Carnival (CCL -0.66%) has become one of the more intriguing stocks of the 2020s. Saying it has sailed in rough waters is a gross understatement. The pandemic left the company without significant revenue for more than one year, leading to pain for the company and significant volatility for Carnival stock.

But though operations are finally normalizing, Carnival stock has not benefited, as shareholders see the reality of its challenges more clearly. The question for investors now is whether that lower stock price signals a buying opportunity or a sign to continue avoiding Carnival stock.

Carnival stock in the 2020s

As the cruise industry shut down during the pandemic, investors turned on Carnival stock, causing it to fall by nearly 80% in the first four months of 2020. Optimism about reopenings and a positive bull market helped bring investors back to the stock. The share price exceeded $30 per share in May 2021, right before operations resumed in July of that year.

However, investor optimism sank at that time and has yet to recover. Now, at around $12 per share, the cruise line stock sells at a discount of more than 60% from its pandemic peak and nearly 85% below its all-time high.

The state of Carnival today

But despite the stock's behavior, Carnival has largely returned to pre-pandemic activity levels. In 2023, the company predicts its capacity will surpass 2019 levels by 3%. Moreover, in November, bookings for that month exceeded those in November 2019.

This success gave Carnival some pricing power, and it announced a price increase on gratuities and Wi-Fi services in January. That should help Carnival outperform industry averages, as analysts expect cruise industry revenue will surpass 2019 levels by 2024.

Cruise Industry Revenue Worldwide, 2017-2026

Carnival's ongoing challenges

Unfortunately for shareholders, Carnival needs that additional revenue more than ever. In fiscal 2022 (which ended Nov. 30, 2022), the company lost almost $6.1 billion, with $1.6 billion of that loss coming in the fiscal fourth quarter. In comparison, the company lost $9.5 billion in fiscal 2021, when it did not sail for more than half of the fiscal year.

Carnival holds more than $4 billion in unrestricted cash as of the end of Q4. And since most analysts forecast a return to profitability by the second half of fiscal 2023, Carnival will likely survive.

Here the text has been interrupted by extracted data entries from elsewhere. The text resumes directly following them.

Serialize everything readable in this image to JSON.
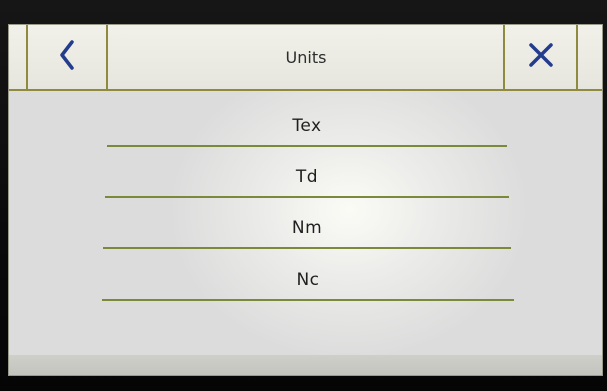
{
  "header": {
    "back_icon": "chevron-left-icon",
    "title": "Units",
    "close_icon": "close-icon"
  },
  "units": [
    {
      "label": "Tex"
    },
    {
      "label": "Td"
    },
    {
      "label": "Nm"
    },
    {
      "label": "Nc"
    }
  ],
  "colors": {
    "accent_blue": "#233c8c",
    "divider_olive": "#8e8a3e"
  }
}
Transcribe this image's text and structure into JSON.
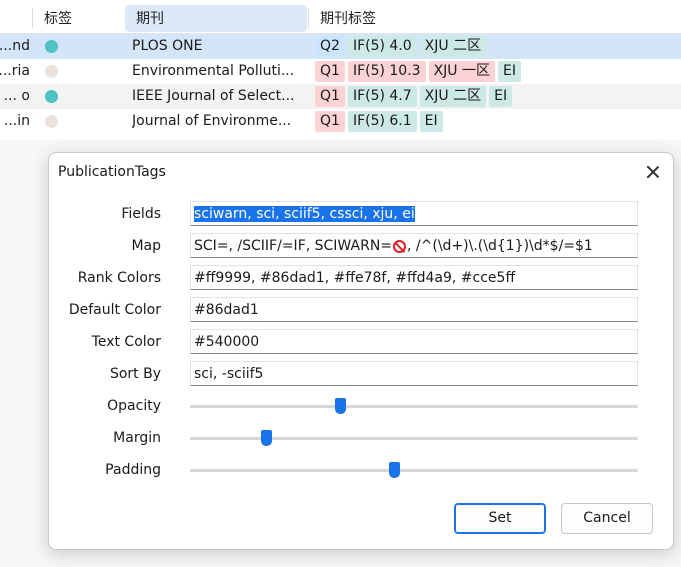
{
  "table": {
    "headers": [
      "标签",
      "期刊",
      "期刊标签"
    ],
    "rows": [
      {
        "prefix": "nd...",
        "dot": "#4fc3c3",
        "journal": "PLOS ONE",
        "tags": [
          {
            "t": "Q2",
            "c": "#cce5ff"
          },
          {
            "t": "IF(5) 4.0",
            "c": "#cde9e6"
          },
          {
            "t": "XJU 二区",
            "c": "#cde9e6"
          }
        ]
      },
      {
        "prefix": "ria...",
        "dot": "#ece2dc",
        "journal": "Environmental Polluti...",
        "tags": [
          {
            "t": "Q1",
            "c": "#fcd2d5"
          },
          {
            "t": "IF(5) 10.3",
            "c": "#fcd2d5"
          },
          {
            "t": "XJU 一区",
            "c": "#fcd2d5"
          },
          {
            "t": "EI",
            "c": "#cde9e6"
          }
        ]
      },
      {
        "prefix": "o ...",
        "dot": "#4fc3c3",
        "journal": "IEEE Journal of Select...",
        "tags": [
          {
            "t": "Q1",
            "c": "#fcd2d5"
          },
          {
            "t": "IF(5) 4.7",
            "c": "#cde9e6"
          },
          {
            "t": "XJU 二区",
            "c": "#cde9e6"
          },
          {
            "t": "EI",
            "c": "#cde9e6"
          }
        ]
      },
      {
        "prefix": "in...",
        "dot": "#ece2dc",
        "journal": "Journal of Environme...",
        "tags": [
          {
            "t": "Q1",
            "c": "#fcd2d5"
          },
          {
            "t": "IF(5) 6.1",
            "c": "#cde9e6"
          },
          {
            "t": "EI",
            "c": "#cde9e6"
          }
        ]
      }
    ]
  },
  "dialog": {
    "title": "PublicationTags",
    "fields": {
      "fields_label": "Fields",
      "fields_value": "sciwarn, sci, sciif5, cssci, xju, ei",
      "map_label": "Map",
      "map_value_a": "SCI=, /SCIIF/=IF, SCIWARN=",
      "map_value_b": ", /^(\\d+)\\.(\\d{1})\\d*$/=$1",
      "rank_label": "Rank Colors",
      "rank_value": "#ff9999, #86dad1, #ffe78f, #ffd4a9, #cce5ff",
      "default_label": "Default Color",
      "default_value": "#86dad1",
      "text_label": "Text Color",
      "text_value": "#540000",
      "sort_label": "Sort By",
      "sort_value": "sci, -sciif5"
    },
    "sliders": {
      "opacity_label": "Opacity",
      "opacity_level": 0.335,
      "margin_label": "Margin",
      "margin_level": 0.17,
      "padding_label": "Padding",
      "padding_level": 0.455
    },
    "set_label": "Set",
    "cancel_label": "Cancel"
  }
}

However, thanks mainly to the pandemic, it holds approximately $34.5 billion in debt. That is a tremendous burden for a company valued at around $7 billion after liabilities are subtracted from assets.

Additionally, it faces $2.4 billion in yearly principal payments in both 2023 and 2024, and that liability will rise to more than $4 billion annually in 2025. Consequently, Carnival may have to refinance much of that debt at a significantly higher interest rate. For that reason, investors should assume that debt will remain a considerable burden for the company for years to come.

Should investors buy Carnival?

Carnival looks like it will not only survive the pandemic but benefit from increased interest in cruising. Still, that is not enough to make Carnival stock a buy in 2023 since the company will also have to apply most of its profits to servicing its debt. Because that will probably lead to lower profits and more share issuances in the future, debt will probably hamper the growth of Carnival stock for years to come. For that reason, investors should probably sail away from Carnival and seek less debt-burdened companies.